Mineral explorer Aldoro Resources (ASX: ARN) has intersected massive and semi-massive sulphides at the VC1 target within its flagship Narndee Igneous Complex project in Western Australia.
The first diamond hole into VC1 was designed to test the central strongest part of the target’s electromagnetic conductor, with the main zone of semi-massive and massive sulphides hit from about 212.7m down hole.
Aldoro said this suggests there is more complexity to the mineralisation than initially interpreted from the surface EM survey.
The company said the complexity observed in drill core was “positive” and raised the potential for multiple mineralised bodies.
“This is a very encouraging outcome, given it is the first hole drilled by Aldoro on the project and first hole drilled in the area in nearly a decade,” Aldoro noted.
Follow-up drilling will now focus on off-hole vectoring at VC1 using down hole EM surveying.
Aldoro is looking at a second diamond rig to test other anomalies at the project including VC3, East1 and VC11.
The company may also secure a reverse circulation rig to expedite drilling at VC1.
Windimurra Igneous Complex exploration permit
The positive drilling news followed Aldoro revealing it was expanding its footprint at the Windimurra Igneous Complex, which is adjacent to the Narndee Igneous Complex, near Mt Magnet in WA, after securing a deal with private company Mining Equities Pty Ltd to acquire all of the interests in neighbouring exploration permit E58/571.
Under the acquisition terms, Aldoro will pay Mining Equities an upfront cash consideration of $50,000 plus 325,000 shares once it has completed all financial, legal and technical due diligence.
E58/571 is a rare metal exploration target believed to be rich in LCT-type pegmatites and containing multiple lithium and tantalum areas of interest.
It covers 9 square kilometres and lies strategically between Aldoro’s granted tenement E59/2431 and the recently-acquired Wyemandoo permit E57/1017.
Aldoro chairman Joshua Letcher said the company will assume full ownership of the interpreted LCT fairway at Windimurra on completion of the acquisition.
“While we have been busy preparing for our maiden drilling program at the Narndee Igneous Complex, we have not lost focus on our Windimurra LCT project,” he said.
“We believe it is a company maker in its own right and by acquiring E58/471, we can ensure we control the interpreted LCT fairway on a 100% basis.”
The Narndee Igneous Complex is a globally significant, large layered mafic-ultramafic complex covering approximately 700 square kilometres.
Historic exploration has generally focused on PGM (platinum group metals) mineralisation, while historic drill results have found good indications of nickel-copper sulphide mineralisation.
In 2008, Maximus Resources (ASX: MXR) flew an airborne electromagnetic survey over the complex which identified multiple targets, but only limited follow-up work was conducted.
Aldoro has subsequently built on this wealth of historical information, including multiple geophysical datasets.
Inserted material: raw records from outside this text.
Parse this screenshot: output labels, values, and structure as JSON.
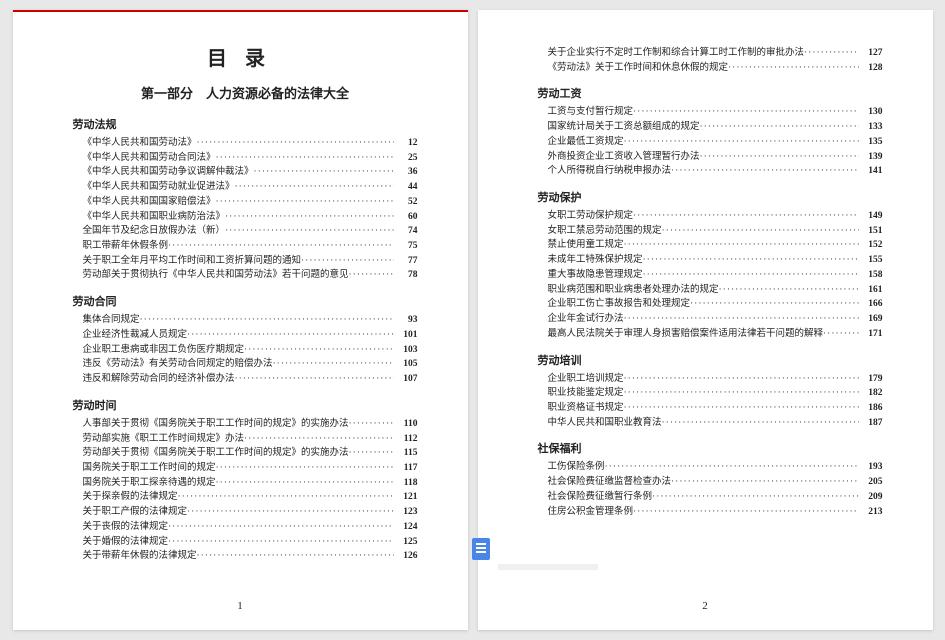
{
  "doc_title": "目录",
  "part_title": "第一部分　人力资源必备的法律大全",
  "page1_number": "1",
  "page2_number": "2",
  "sections_page1": [
    {
      "header": "劳动法规",
      "items": [
        {
          "label": "《中华人民共和国劳动法》",
          "page": "12"
        },
        {
          "label": "《中华人民共和国劳动合同法》",
          "page": "25"
        },
        {
          "label": "《中华人民共和国劳动争议调解仲裁法》",
          "page": "36"
        },
        {
          "label": "《中华人民共和国劳动就业促进法》",
          "page": "44"
        },
        {
          "label": "《中华人民共和国国家赔偿法》",
          "page": "52"
        },
        {
          "label": "《中华人民共和国职业病防治法》",
          "page": "60"
        },
        {
          "label": "全国年节及纪念日放假办法（新）",
          "page": "74"
        },
        {
          "label": "职工带薪年休假条例",
          "page": "75"
        },
        {
          "label": "关于职工全年月平均工作时间和工资折算问题的通知",
          "page": "77"
        },
        {
          "label": "劳动部关于贯彻执行《中华人民共和国劳动法》若干问题的意见",
          "page": "78"
        }
      ]
    },
    {
      "header": "劳动合同",
      "items": [
        {
          "label": "集体合同规定",
          "page": "93"
        },
        {
          "label": "企业经济性裁减人员规定",
          "page": "101"
        },
        {
          "label": "企业职工患病或非因工负伤医疗期规定",
          "page": "103"
        },
        {
          "label": "违反《劳动法》有关劳动合同规定的赔偿办法",
          "page": "105"
        },
        {
          "label": "违反和解除劳动合同的经济补偿办法",
          "page": "107"
        }
      ]
    },
    {
      "header": "劳动时间",
      "items": [
        {
          "label": "人事部关于贯彻《国务院关于职工工作时间的规定》的实施办法",
          "page": "110"
        },
        {
          "label": "劳动部实施《职工工作时间规定》办法",
          "page": "112"
        },
        {
          "label": "劳动部关于贯彻《国务院关于职工工作时间的规定》的实施办法",
          "page": "115"
        },
        {
          "label": "国务院关于职工工作时间的规定",
          "page": "117"
        },
        {
          "label": "国务院关于职工探亲待遇的规定",
          "page": "118"
        },
        {
          "label": "关于探亲假的法律规定",
          "page": "121"
        },
        {
          "label": "关于职工产假的法律规定",
          "page": "123"
        },
        {
          "label": "关于丧假的法律规定",
          "page": "124"
        },
        {
          "label": "关于婚假的法律规定",
          "page": "125"
        },
        {
          "label": "关于带薪年休假的法律规定",
          "page": "126"
        }
      ]
    }
  ],
  "sections_page2_pre": [
    {
      "label": "关于企业实行不定时工作制和综合计算工时工作制的审批办法",
      "page": "127"
    },
    {
      "label": "《劳动法》关于工作时间和休息休假的规定",
      "page": "128"
    }
  ],
  "sections_page2": [
    {
      "header": "劳动工资",
      "items": [
        {
          "label": "工资与支付暂行规定",
          "page": "130"
        },
        {
          "label": "国家统计局关于工资总额组成的规定",
          "page": "133"
        },
        {
          "label": "企业最低工资规定",
          "page": "135"
        },
        {
          "label": "外商投资企业工资收入管理暂行办法",
          "page": "139"
        },
        {
          "label": "个人所得税自行纳税申报办法",
          "page": "141"
        }
      ]
    },
    {
      "header": "劳动保护",
      "items": [
        {
          "label": "女职工劳动保护规定",
          "page": "149"
        },
        {
          "label": "女职工禁忌劳动范围的规定",
          "page": "151"
        },
        {
          "label": "禁止使用童工规定",
          "page": "152"
        },
        {
          "label": "未成年工特殊保护规定",
          "page": "155"
        },
        {
          "label": "重大事故隐患管理规定",
          "page": "158"
        },
        {
          "label": "职业病范围和职业病患者处理办法的规定",
          "page": "161"
        },
        {
          "label": "企业职工伤亡事故报告和处理规定",
          "page": "166"
        },
        {
          "label": "企业年金试行办法",
          "page": "169"
        },
        {
          "label": "最高人民法院关于审理人身损害赔偿案件适用法律若干问题的解释",
          "page": "171"
        }
      ]
    },
    {
      "header": "劳动培训",
      "items": [
        {
          "label": "企业职工培训规定",
          "page": "179"
        },
        {
          "label": "职业技能鉴定规定",
          "page": "182"
        },
        {
          "label": "职业资格证书规定",
          "page": "186"
        },
        {
          "label": "中华人民共和国职业教育法",
          "page": "187"
        }
      ]
    },
    {
      "header": "社保福利",
      "items": [
        {
          "label": "工伤保险条例",
          "page": "193"
        },
        {
          "label": "社会保险费征缴监督检查办法",
          "page": "205"
        },
        {
          "label": "社会保险费征缴暂行条例",
          "page": "209"
        },
        {
          "label": "住房公积金管理条例",
          "page": "213"
        }
      ]
    }
  ]
}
In October, it announced it would commence major exploration work at Narndee and shift its focus to make the project its flagship development moving forward.
The Windimurra Igneous Complex was added to the Narndee stable in February.
It covers approximately 420sq km of the region and recent geological mapping has identified over 20 pegmatites at the boundary that are considered prospective for lithium mineralisation.
Last month, Aldoro expanded its Windimurra lithium pegmatite footprint via the acquisition of the adjacent Wyemandoo and Niobe tantalum-lithium projects near Mt Magnet.
They are considered rich in LCT-type pegmatites with high lithium, caesium, tantalum and tungsten and rock chip grades of up to 2.6% lithium oxide, 5,610 parts per million tantalum oxide and 16.5% tungsten oxide.